'Liberating' Women from Reproduction
At the front of it, the thought of liberating women from reproduction seems to be a positive thing since women will no longer be required to bear the pain of childbirth and there would be a less overt link between women and childrearing as since the offspring has not physically come out of the mother, one would hope, women would no longer be 'naturally' expected to continue nurturing such offspring. Although I am not sure if these attitudes would really change. If we look at other examples of new technologies which could be potentionally challenging in terms of social ideologies, we can see a trend for existing ideologies to be re-presented in these new spaces created by such technology. An example of this, discussed in our tutorial this week is the way that the online BEV community re-presented attitudes already present within the 'real' Blacksburg and also the ways in which the space of the internet is in fact not the utopian classless, genderless, raceless space imagined as discussed in McGerty's article. What I am suggesting is that in reality women, even if they were 'liberated' from pregnancy and giving birth, would still be responsible for the majority of childrearing duties as is the case currently, unless social ideology were to change dramatically, which I am suggesting, it would not.

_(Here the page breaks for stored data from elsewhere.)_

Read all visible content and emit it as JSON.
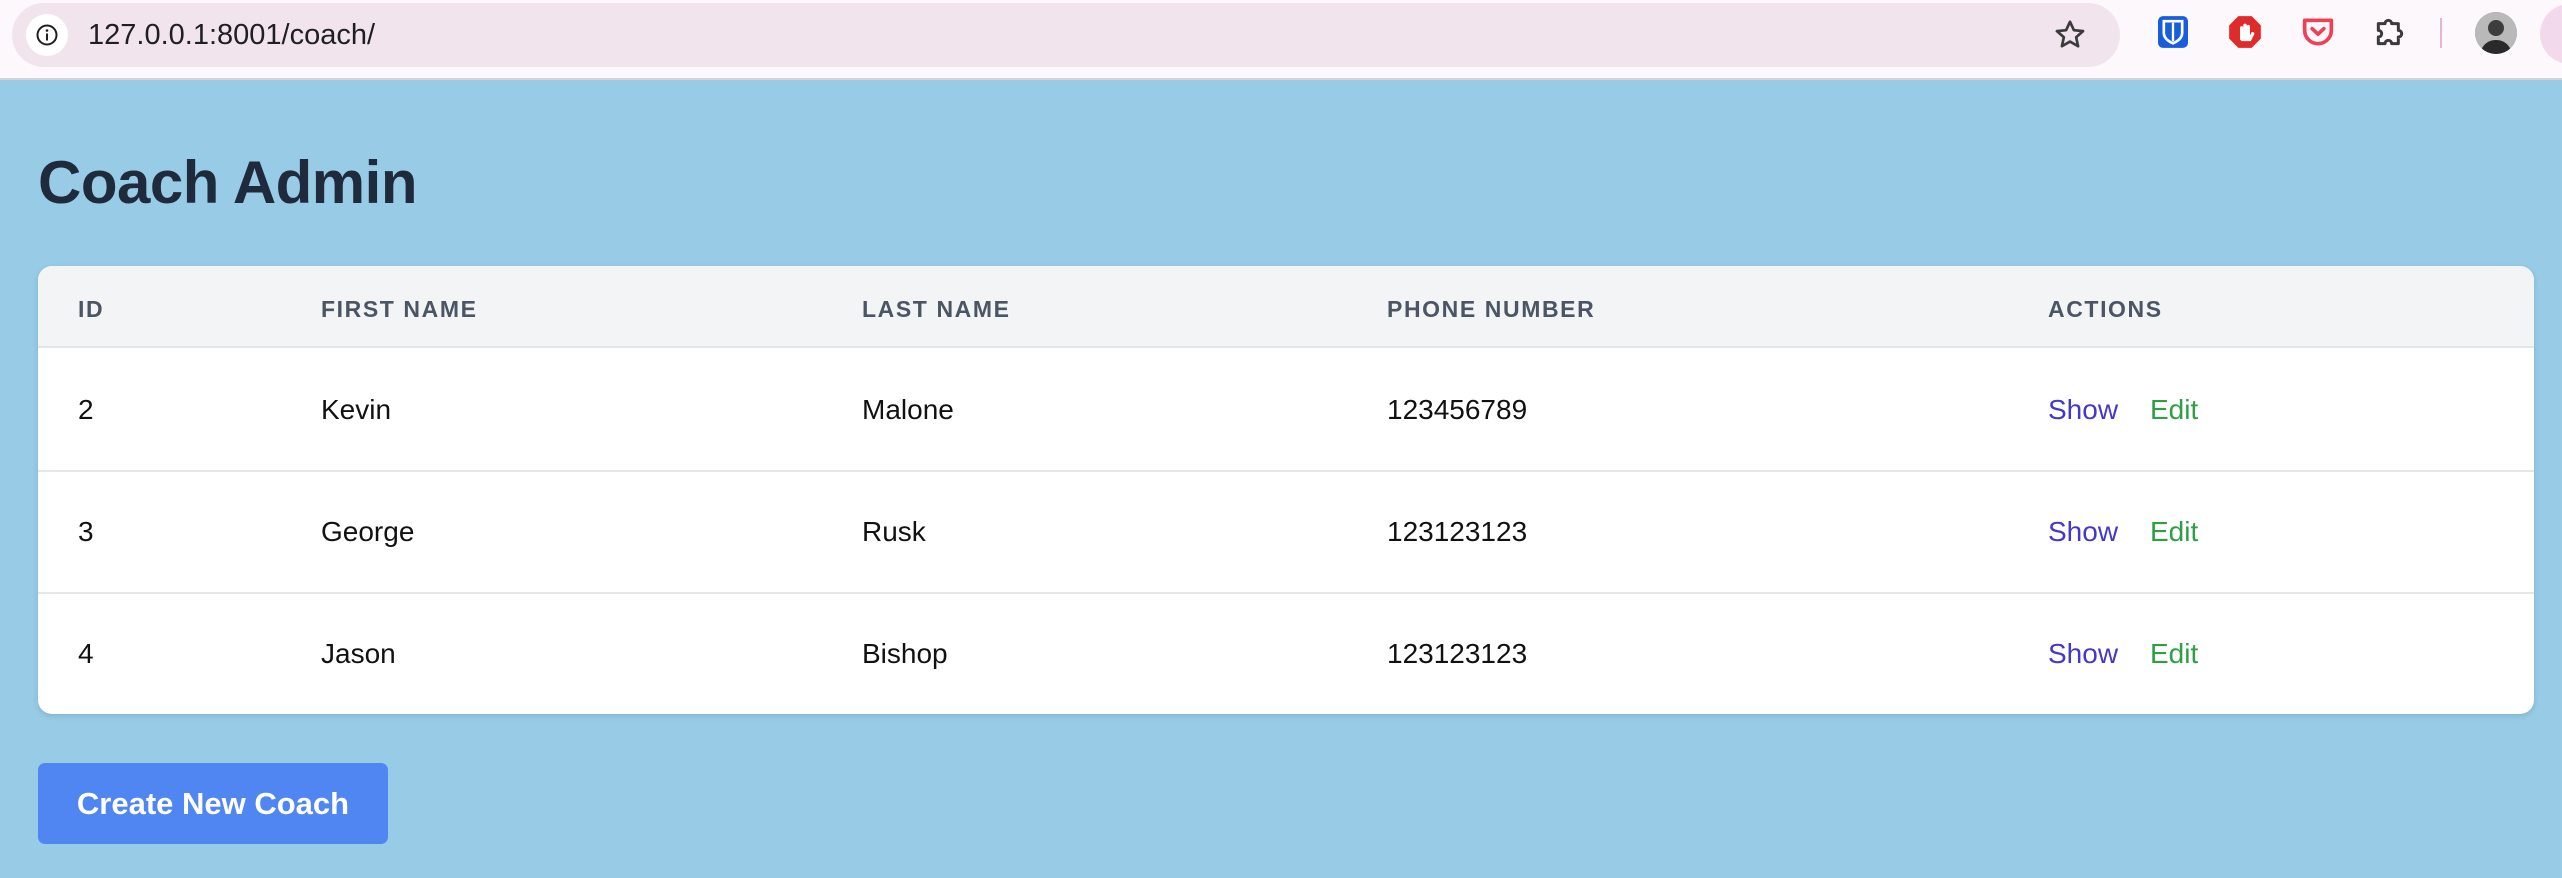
{
  "browser": {
    "url": "127.0.0.1:8001/coach/",
    "icons": [
      "info-icon",
      "star-icon",
      "bitwarden-icon",
      "adblock-icon",
      "pocket-icon",
      "extensions-puzzle-icon",
      "profile-avatar"
    ]
  },
  "page": {
    "title": "Coach Admin"
  },
  "table": {
    "headers": {
      "id": "ID",
      "first_name": "FIRST NAME",
      "last_name": "LAST NAME",
      "phone": "PHONE NUMBER",
      "actions": "ACTIONS"
    },
    "rows": [
      {
        "id": "2",
        "first_name": "Kevin",
        "last_name": "Malone",
        "phone": "123456789",
        "show": "Show",
        "edit": "Edit"
      },
      {
        "id": "3",
        "first_name": "George",
        "last_name": "Rusk",
        "phone": "123123123",
        "show": "Show",
        "edit": "Edit"
      },
      {
        "id": "4",
        "first_name": "Jason",
        "last_name": "Bishop",
        "phone": "123123123",
        "show": "Show",
        "edit": "Edit"
      }
    ]
  },
  "actions": {
    "create_label": "Create New Coach"
  },
  "colors": {
    "page_background": "#97cbe6",
    "title": "#1f2a3d",
    "show_link": "#4338ca",
    "edit_link": "#2f9e44",
    "primary_button": "#4f86f2"
  }
}
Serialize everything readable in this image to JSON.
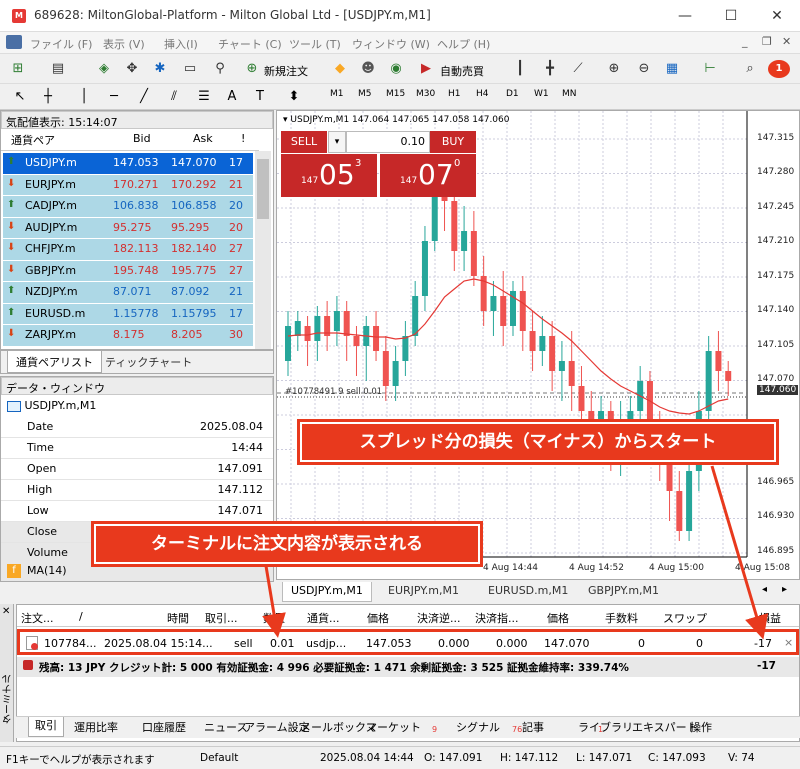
{
  "window": {
    "id": "689628",
    "title": "689628: MiltonGlobal-Platform - Milton Global Ltd - [USDJPY.m,M1]",
    "app_icon": "M"
  },
  "menu": [
    "ファイル (F)",
    "表示 (V)",
    "挿入(I)",
    "チャート (C)",
    "ツール (T)",
    "ウィンドウ (W)",
    "ヘルプ (H)"
  ],
  "toolbar": {
    "new_order": "新規注文",
    "auto_trade": "自動売買",
    "notify_count": "1"
  },
  "timeframes": [
    "M1",
    "M5",
    "M15",
    "M30",
    "H1",
    "H4",
    "D1",
    "W1",
    "MN"
  ],
  "market_watch": {
    "title": "気配値表示: 15:14:07",
    "headers": [
      "通貨ペア",
      "Bid",
      "Ask",
      "!"
    ],
    "rows": [
      {
        "symbol": "USDJPY.m",
        "bid": "147.053",
        "ask": "147.070",
        "spread": "17",
        "dir": "up"
      },
      {
        "symbol": "EURJPY.m",
        "bid": "170.271",
        "ask": "170.292",
        "spread": "21",
        "dir": "down"
      },
      {
        "symbol": "CADJPY.m",
        "bid": "106.838",
        "ask": "106.858",
        "spread": "20",
        "dir": "up"
      },
      {
        "symbol": "AUDJPY.m",
        "bid": "95.275",
        "ask": "95.295",
        "spread": "20",
        "dir": "down"
      },
      {
        "symbol": "CHFJPY.m",
        "bid": "182.113",
        "ask": "182.140",
        "spread": "27",
        "dir": "down"
      },
      {
        "symbol": "GBPJPY.m",
        "bid": "195.748",
        "ask": "195.775",
        "spread": "27",
        "dir": "down"
      },
      {
        "symbol": "NZDJPY.m",
        "bid": "87.071",
        "ask": "87.092",
        "spread": "21",
        "dir": "up"
      },
      {
        "symbol": "EURUSD.m",
        "bid": "1.15778",
        "ask": "1.15795",
        "spread": "17",
        "dir": "up"
      },
      {
        "symbol": "ZARJPY.m",
        "bid": "8.175",
        "ask": "8.205",
        "span": "30",
        "spread": "30",
        "dir": "down"
      }
    ],
    "tabs": [
      "通貨ペアリスト",
      "ティックチャート"
    ]
  },
  "data_window": {
    "title": "データ・ウィンドウ",
    "symbol": "USDJPY.m,M1",
    "rows": [
      [
        "Date",
        "2025.08.04"
      ],
      [
        "Time",
        "14:44"
      ],
      [
        "Open",
        "147.091"
      ],
      [
        "High",
        "147.112"
      ],
      [
        "Low",
        "147.071"
      ],
      [
        "Close",
        ""
      ],
      [
        "Volume",
        ""
      ]
    ],
    "indicator": "MA(14)"
  },
  "chart": {
    "header": "USDJPY.m,M1  147.064 147.065 147.058 147.060",
    "sell": "SELL",
    "buy": "BUY",
    "lot": "0.10",
    "sell_price_small": "147",
    "sell_price_big": "05",
    "sell_price_sup": "3",
    "buy_price_small": "147",
    "buy_price_big": "07",
    "buy_price_sup": "0",
    "order_line": "#10778491 9 sell 0.01",
    "price_labels": [
      "147.315",
      "147.280",
      "147.245",
      "147.210",
      "147.175",
      "147.140",
      "147.105",
      "147.070",
      "147.060",
      "146.965",
      "146.930",
      "146.895"
    ],
    "time_labels": [
      "4 Aug 14:44",
      "4 Aug 14:52",
      "4 Aug 15:00",
      "4 Aug 15:08"
    ],
    "tabs": [
      "USDJPY.m,M1",
      "EURJPY.m,M1",
      "EURUSD.m,M1",
      "GBPJPY.m,M1"
    ]
  },
  "callouts": {
    "spread": "スプレッド分の損失（マイナス）からスタート",
    "terminal": "ターミナルに注文内容が表示される"
  },
  "terminal": {
    "headers": [
      "注文...",
      "/",
      "時間",
      "取引...",
      "数量",
      "通貨...",
      "価格",
      "決済逆...",
      "決済指...",
      "価格",
      "手数料",
      "スワップ",
      "損益"
    ],
    "order": {
      "id": "107784...",
      "time": "2025.08.04 15:14...",
      "type": "sell",
      "volume": "0.01",
      "symbol": "usdjp...",
      "price": "147.053",
      "sl": "0.000",
      "tp": "0.000",
      "cur_price": "147.070",
      "commission": "0",
      "swap": "0",
      "profit": "-17",
      "close": "×"
    },
    "balance": "残高: 13 JPY  クレジット計: 5 000  有効証拠金: 4 996  必要証拠金: 1 471  余剰証拠金: 3 525  証拠金維持率: 339.74%",
    "balance_profit": "-17",
    "side_label": "ターミナル",
    "tabs": [
      "取引",
      "運用比率",
      "口座履歴",
      "ニュース",
      "アラーム設定",
      "メールボックス",
      "マーケット",
      "シグナル",
      "記事",
      "ライブラリ",
      "エキスパート",
      "操作"
    ],
    "tab_badges": {
      "mail": "9",
      "market": "76",
      "articles": "1"
    }
  },
  "status": {
    "help": "F1キーでヘルプが表示されます",
    "profile": "Default",
    "datetime": "2025.08.04 14:44",
    "open": "O: 147.091",
    "high": "H: 147.112",
    "low": "L: 147.071",
    "close": "C: 147.093",
    "volume": "V: 74"
  },
  "colors": {
    "up": "#26a69a",
    "down": "#ef5350",
    "sell_btn": "#c62828",
    "callout": "#e8391d",
    "ma": "#e53935"
  }
}
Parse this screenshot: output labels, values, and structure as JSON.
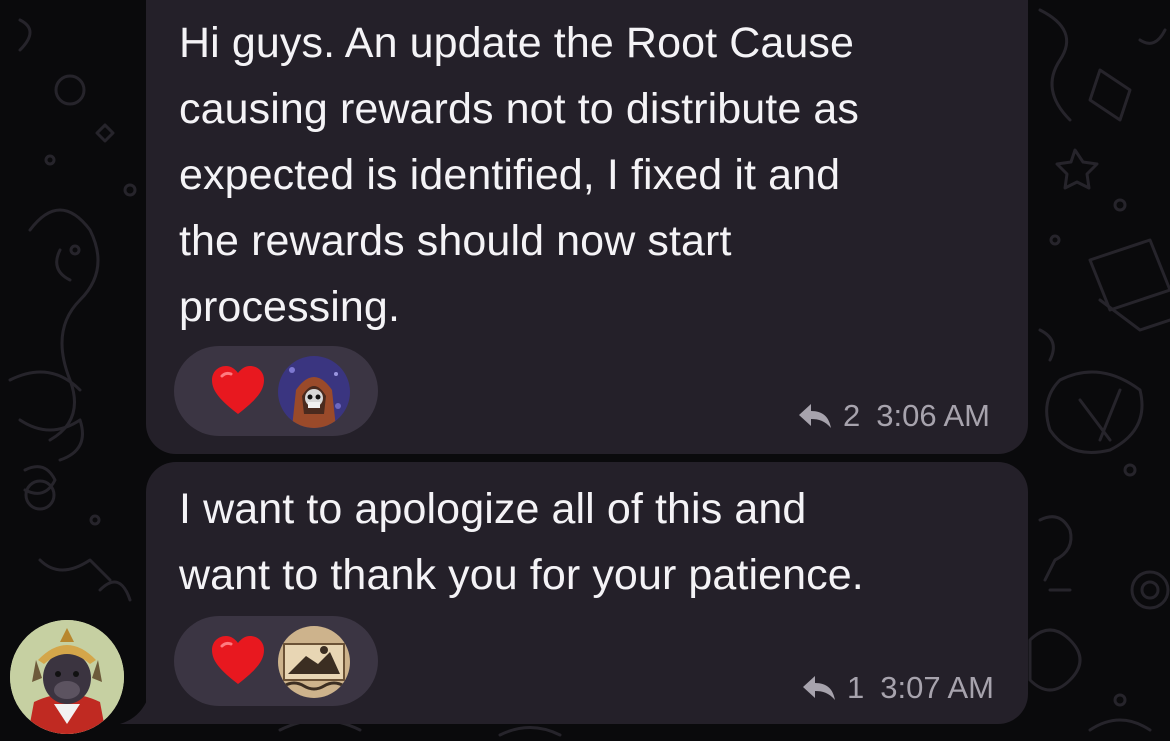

Another interesting angle of this argument is presented in Germaine Greer's The Whole Woman which is a responsorial text to the path feminism has taken since her first text The Female Eunich In The Whole Woman, Greer suggests that if women were to be liberated from childbirth through the production of 'artifical wombs' that they would no longer be needed by patriarchal society and would thus be disposed of and in effect 'bred out'. What is the need for a woman in such a society, she asks, especially since all embrios can be genetically modified to be male. Of course this is an extreme position, but it is an interesting idea. What would be the use of a woman in such a society now that she is no longer required for the survival of the species? I would suggest that she is needed to take on the dirty work of bringing up the children anyway - although robotic 'nannies' can be produced to this effect. Besides in all honesty society would not be balanced without the female of the species and there is always the pleasure principal, can technology ever be that advanced in that respect?